Début Crétacé (120Ma)

Cette activité crée des chaînes de montagnes sous-marines le long des lignes de fractures, provoquant l’élévation du niveau de la mer dans le monde entier : c’est la crise magmatique du Crétacé supérieur, à l’origine des plateaux des Caraïbes, d’Otong Java… Au nord de l’Afrique, la Téthys continue de rétrécir. En Amérique du Nord une mer intérieure peu profonde se forme puis commence à rétrécir, en laissant des dépôts marins minces intercalaires entre des couches de charbon. D’autres affleurements de cette période se situent en Europe et en Chine. Au maximum du niveau de la mer pendant le Crétacé, près d’un tiers des terres actuelles sont submergés.

Le Crétacé est fameux pour ses formations calcaires, aucune autre période du Phanérozoïque n’en a produit autant. L’activité au niveau des dorsales océaniques enrichi les océans en calcium permettant aux coccolithophoridés de s’approvisionner en cet élément.

Dans la région de l’Inde, des éruptions volcaniques massives se produisent vers la fin du Crétacé et le début du Paléocène, formant les trapps du Deccan.


Le climat

Au début du Crétacé, la tendance au refroidissement amorcé à la fin du Jurassique se poursuit : cette tendance est du à l’activité volcanique intense qui produit de larges quantités de dioxyde de carbone. Téthys connecte les océans tropicaux de l’ouest vers l’est permettant d’adoucir le climat global. Des plantes fossiles adaptées à la chaleur peuvent être trouvé aussi au nord que l’Alaska ou le Groenland tandis que des fossiles de dinosaures sont présent sur des territoires alors à une latitude de 15° du pôle Sud.

Le gradient de température équateur-pôle est bien moins élevé que de nos jours, les vents sont donc plus faibles, en conséquence les remontées d’eaux des océans sont moins accentués et les océans plus stagnant, ces océans sont donc moins oxygénés et des évènements anoxiques sont enregistrés dans les dépôts de schiste noire. La température de surface et en profondeur est nettement plus élevé que de nos jours. Le climat global est donc chaud, les régions polaires n’ont pas de glace permanente.


L'extinction du crétacé

Le physicien américain Luis Walter Alvarez, son fils géologue Walter Alvarez, le chimiste nucléaire Frank Asaro et la paléontologue Helen Michaelont ont émis l'hypothèse selon laquelle la chute de cette météorite à la fin du Crétacé, il y a ?65 à ?63 millions d'années, fut la principale cause d'un bouleversement climatique à l'origine de l'extinction des dinosaures et d'un grand nombre d'espèces animales, tant terrestres que marines.

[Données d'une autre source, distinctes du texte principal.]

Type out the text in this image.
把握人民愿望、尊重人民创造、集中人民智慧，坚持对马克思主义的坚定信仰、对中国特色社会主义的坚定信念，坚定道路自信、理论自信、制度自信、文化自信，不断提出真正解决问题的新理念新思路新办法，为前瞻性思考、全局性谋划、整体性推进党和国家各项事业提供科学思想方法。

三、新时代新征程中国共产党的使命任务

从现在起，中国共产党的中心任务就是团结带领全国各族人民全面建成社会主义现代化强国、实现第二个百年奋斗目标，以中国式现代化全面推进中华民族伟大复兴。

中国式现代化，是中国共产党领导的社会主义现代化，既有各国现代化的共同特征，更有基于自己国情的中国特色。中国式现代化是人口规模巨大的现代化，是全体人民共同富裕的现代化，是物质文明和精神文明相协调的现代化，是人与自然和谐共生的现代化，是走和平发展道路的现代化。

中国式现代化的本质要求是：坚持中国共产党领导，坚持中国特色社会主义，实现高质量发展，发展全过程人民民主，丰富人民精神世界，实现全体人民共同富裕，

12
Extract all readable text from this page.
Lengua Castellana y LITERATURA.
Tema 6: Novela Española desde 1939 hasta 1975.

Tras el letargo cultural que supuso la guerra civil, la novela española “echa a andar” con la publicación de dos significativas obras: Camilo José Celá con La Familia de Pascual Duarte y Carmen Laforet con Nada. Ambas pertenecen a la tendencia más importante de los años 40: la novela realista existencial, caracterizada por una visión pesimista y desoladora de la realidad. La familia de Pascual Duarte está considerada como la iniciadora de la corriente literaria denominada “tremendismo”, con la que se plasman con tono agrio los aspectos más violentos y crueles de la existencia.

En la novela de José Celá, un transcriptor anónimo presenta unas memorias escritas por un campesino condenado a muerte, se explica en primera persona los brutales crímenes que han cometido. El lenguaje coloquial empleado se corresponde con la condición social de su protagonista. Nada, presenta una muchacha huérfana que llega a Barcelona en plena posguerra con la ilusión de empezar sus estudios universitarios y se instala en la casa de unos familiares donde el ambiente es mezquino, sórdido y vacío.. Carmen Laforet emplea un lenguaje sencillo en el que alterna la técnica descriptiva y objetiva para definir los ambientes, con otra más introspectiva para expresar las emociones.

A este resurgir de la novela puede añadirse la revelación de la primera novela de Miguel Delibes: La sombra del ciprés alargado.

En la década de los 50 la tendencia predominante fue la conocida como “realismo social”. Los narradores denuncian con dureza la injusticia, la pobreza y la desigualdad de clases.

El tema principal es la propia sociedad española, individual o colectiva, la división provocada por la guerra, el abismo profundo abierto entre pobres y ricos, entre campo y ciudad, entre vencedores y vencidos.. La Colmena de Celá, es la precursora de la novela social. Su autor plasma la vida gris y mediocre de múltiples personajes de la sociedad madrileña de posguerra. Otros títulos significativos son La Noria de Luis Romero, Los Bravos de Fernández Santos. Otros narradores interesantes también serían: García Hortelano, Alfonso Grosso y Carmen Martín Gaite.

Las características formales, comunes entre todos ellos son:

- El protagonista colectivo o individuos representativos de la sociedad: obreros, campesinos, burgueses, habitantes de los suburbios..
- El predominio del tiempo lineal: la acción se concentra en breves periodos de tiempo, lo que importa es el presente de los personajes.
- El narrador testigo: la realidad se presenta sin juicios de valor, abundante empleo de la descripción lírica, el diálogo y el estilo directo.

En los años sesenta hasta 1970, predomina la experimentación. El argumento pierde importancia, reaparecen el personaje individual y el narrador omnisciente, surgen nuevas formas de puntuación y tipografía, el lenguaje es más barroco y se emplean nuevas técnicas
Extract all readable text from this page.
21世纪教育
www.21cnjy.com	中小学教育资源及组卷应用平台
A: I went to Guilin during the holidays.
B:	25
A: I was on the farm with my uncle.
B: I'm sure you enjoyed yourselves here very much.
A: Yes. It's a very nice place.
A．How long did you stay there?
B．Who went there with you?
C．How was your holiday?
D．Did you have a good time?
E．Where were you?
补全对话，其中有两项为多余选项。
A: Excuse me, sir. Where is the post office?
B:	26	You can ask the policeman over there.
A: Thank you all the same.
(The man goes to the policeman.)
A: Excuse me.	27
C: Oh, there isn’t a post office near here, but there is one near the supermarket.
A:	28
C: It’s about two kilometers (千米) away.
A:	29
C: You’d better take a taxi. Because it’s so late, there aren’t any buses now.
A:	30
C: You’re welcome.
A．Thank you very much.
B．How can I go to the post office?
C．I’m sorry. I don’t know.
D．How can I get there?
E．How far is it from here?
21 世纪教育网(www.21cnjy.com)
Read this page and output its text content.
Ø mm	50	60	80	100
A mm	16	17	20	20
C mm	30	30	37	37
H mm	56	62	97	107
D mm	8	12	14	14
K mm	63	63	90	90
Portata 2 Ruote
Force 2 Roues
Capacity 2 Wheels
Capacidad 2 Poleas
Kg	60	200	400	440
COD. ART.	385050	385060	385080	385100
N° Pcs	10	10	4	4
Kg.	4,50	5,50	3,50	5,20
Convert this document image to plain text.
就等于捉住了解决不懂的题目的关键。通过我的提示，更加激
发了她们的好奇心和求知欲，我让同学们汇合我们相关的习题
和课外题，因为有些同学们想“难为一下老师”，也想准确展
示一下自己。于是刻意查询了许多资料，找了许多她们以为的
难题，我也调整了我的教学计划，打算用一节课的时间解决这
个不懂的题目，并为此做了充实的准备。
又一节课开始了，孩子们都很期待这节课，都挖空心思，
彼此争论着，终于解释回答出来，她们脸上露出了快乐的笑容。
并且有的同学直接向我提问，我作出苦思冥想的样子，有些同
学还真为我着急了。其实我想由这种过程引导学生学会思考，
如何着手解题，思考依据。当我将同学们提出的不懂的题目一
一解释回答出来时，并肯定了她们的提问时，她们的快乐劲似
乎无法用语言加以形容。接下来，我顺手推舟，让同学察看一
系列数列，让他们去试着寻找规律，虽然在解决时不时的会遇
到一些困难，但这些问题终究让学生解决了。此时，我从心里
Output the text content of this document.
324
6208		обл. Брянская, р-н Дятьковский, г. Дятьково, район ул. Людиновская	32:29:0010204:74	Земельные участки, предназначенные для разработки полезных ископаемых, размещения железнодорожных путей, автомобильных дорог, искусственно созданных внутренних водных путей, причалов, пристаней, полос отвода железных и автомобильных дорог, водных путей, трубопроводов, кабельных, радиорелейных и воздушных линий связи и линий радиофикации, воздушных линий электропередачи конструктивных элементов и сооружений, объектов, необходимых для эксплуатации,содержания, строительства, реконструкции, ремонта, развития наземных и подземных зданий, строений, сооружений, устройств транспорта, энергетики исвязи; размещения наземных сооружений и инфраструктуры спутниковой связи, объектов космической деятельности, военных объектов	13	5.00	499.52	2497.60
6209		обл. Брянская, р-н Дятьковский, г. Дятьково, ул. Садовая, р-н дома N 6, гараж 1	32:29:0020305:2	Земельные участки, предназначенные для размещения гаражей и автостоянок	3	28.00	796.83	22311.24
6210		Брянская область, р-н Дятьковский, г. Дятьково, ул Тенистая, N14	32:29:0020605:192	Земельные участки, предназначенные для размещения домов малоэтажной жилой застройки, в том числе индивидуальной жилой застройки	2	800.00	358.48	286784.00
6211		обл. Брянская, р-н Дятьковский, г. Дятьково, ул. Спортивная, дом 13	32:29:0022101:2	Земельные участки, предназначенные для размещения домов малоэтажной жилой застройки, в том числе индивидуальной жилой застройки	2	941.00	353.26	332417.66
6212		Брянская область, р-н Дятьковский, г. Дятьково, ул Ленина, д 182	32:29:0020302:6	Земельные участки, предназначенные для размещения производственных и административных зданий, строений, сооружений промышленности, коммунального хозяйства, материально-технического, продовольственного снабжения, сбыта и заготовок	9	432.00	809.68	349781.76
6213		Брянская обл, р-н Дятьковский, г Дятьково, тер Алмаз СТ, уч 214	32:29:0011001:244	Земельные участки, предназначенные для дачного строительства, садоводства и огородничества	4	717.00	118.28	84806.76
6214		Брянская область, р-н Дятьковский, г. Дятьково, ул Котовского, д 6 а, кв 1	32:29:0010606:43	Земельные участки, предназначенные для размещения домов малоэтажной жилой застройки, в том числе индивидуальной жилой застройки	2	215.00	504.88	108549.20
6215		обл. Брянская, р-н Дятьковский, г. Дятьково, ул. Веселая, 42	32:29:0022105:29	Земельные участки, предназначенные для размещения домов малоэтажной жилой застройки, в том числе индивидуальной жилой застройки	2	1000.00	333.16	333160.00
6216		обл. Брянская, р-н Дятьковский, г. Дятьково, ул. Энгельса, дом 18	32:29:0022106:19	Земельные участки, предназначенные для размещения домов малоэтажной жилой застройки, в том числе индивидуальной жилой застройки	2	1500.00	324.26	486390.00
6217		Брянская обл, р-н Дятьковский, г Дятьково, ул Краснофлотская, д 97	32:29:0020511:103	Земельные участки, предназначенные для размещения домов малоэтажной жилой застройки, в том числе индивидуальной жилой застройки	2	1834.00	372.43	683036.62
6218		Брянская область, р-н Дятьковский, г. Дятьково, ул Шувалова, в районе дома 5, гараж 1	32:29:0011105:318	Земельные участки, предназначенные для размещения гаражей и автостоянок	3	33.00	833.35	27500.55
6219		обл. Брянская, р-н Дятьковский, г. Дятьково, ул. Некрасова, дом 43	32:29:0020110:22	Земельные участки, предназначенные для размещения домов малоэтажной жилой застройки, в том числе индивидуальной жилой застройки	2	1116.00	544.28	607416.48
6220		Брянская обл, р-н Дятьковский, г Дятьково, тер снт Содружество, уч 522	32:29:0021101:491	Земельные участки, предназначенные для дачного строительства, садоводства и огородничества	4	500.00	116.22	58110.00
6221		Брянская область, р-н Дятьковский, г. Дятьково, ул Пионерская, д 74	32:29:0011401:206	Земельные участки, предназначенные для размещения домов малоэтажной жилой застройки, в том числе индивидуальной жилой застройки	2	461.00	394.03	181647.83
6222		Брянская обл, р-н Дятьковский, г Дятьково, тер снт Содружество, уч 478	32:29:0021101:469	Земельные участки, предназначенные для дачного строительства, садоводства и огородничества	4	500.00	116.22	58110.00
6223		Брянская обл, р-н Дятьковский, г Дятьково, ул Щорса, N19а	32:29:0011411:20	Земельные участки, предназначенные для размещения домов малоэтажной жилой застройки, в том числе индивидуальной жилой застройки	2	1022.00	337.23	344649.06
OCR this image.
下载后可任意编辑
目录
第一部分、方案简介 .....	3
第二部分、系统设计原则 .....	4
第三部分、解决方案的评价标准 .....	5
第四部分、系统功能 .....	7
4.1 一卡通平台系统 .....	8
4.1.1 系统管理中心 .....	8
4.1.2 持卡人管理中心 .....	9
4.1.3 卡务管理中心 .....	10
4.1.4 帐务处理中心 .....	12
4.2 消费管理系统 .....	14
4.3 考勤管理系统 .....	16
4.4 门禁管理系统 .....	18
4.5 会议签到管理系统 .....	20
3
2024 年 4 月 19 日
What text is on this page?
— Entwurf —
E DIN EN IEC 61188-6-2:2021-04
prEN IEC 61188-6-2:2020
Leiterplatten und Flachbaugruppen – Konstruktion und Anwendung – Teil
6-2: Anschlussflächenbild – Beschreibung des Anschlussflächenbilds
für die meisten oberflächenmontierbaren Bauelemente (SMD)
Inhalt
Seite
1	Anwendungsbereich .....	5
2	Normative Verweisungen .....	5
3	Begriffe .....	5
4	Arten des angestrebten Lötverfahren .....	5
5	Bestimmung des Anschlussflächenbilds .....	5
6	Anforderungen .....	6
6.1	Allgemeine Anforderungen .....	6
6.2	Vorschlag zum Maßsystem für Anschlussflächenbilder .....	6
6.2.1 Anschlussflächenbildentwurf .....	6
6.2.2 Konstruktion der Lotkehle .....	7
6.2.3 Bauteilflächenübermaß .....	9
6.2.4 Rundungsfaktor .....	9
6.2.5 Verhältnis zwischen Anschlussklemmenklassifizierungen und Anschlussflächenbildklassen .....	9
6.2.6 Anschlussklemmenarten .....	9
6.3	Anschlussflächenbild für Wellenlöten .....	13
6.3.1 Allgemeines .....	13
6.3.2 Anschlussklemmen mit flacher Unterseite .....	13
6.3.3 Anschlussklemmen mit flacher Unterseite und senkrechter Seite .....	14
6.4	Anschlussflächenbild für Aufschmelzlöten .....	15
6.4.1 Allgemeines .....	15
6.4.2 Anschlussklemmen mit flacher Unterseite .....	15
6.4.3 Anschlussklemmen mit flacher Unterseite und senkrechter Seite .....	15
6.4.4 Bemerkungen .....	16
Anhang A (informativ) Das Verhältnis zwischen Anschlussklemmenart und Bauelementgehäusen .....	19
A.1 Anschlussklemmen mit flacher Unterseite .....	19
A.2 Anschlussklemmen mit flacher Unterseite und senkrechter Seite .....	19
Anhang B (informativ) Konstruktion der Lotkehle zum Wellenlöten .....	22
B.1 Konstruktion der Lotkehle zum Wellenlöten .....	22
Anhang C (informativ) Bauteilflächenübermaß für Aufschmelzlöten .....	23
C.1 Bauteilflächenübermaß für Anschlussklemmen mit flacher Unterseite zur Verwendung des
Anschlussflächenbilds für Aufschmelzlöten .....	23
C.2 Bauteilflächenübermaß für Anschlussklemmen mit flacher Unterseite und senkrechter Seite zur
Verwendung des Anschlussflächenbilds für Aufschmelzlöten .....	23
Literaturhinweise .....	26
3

  1. Quand l'astéroïde s'est désintégré lors du choc, des morceaux de croûte terrestre, de la vapeur d'eau et des aérosols sulfatés ont été projetés dans l'atmosphère. Formant un gigantesque panache de débris, une immense colonne de cendre et de cristaux de quartz, lesquels se trouvaient à dix km sous terre quelques instants auparavant, s'éleva de plus en plus vite dans l'atmosphère. Ce panache enfla jusqu’à atteindre un diamètre de 100 à 200 km, parvint dans la haute atmosphère, puis enveloppa la planète entière. Les particules qu'il véhiculait commencèrent à retomber sur Terre avec l'énergie qu'elles avaient acquise lors de leur éjection. Traversant l'atmosphère à des vitesses comprises entre 7 000 et 40 000 kilomètres par heure, elles illuminèrent le ciel, telles des milliards d'étoiles filantes puis portèrent rapidement de vastes zones de l'atmosphère à des centaines de degrés.

  2. Elles se sont ensuite progressivement accumulées sur le sol, formant la couche de cendres observée aujourd'hui. La combustion des matériaux du panache a enflammé la végétation sur une énorme surface du globe. De plus il y a eu une onde de choc qui aurait fait tout le tour de la planète en quelques heures. Tout cela a participé à plonger la planète entière dans l'obscurité pendant plusieurs années à la manière d'un hiver nucléaire. En l'absence de lumière solaire en quantité suffisante, la photosynthèse s'est interrompue. Les végétaux ont très vite dépéri, suivis de près par les herbivores qui entraînèrent les carnivores dans leur déclin.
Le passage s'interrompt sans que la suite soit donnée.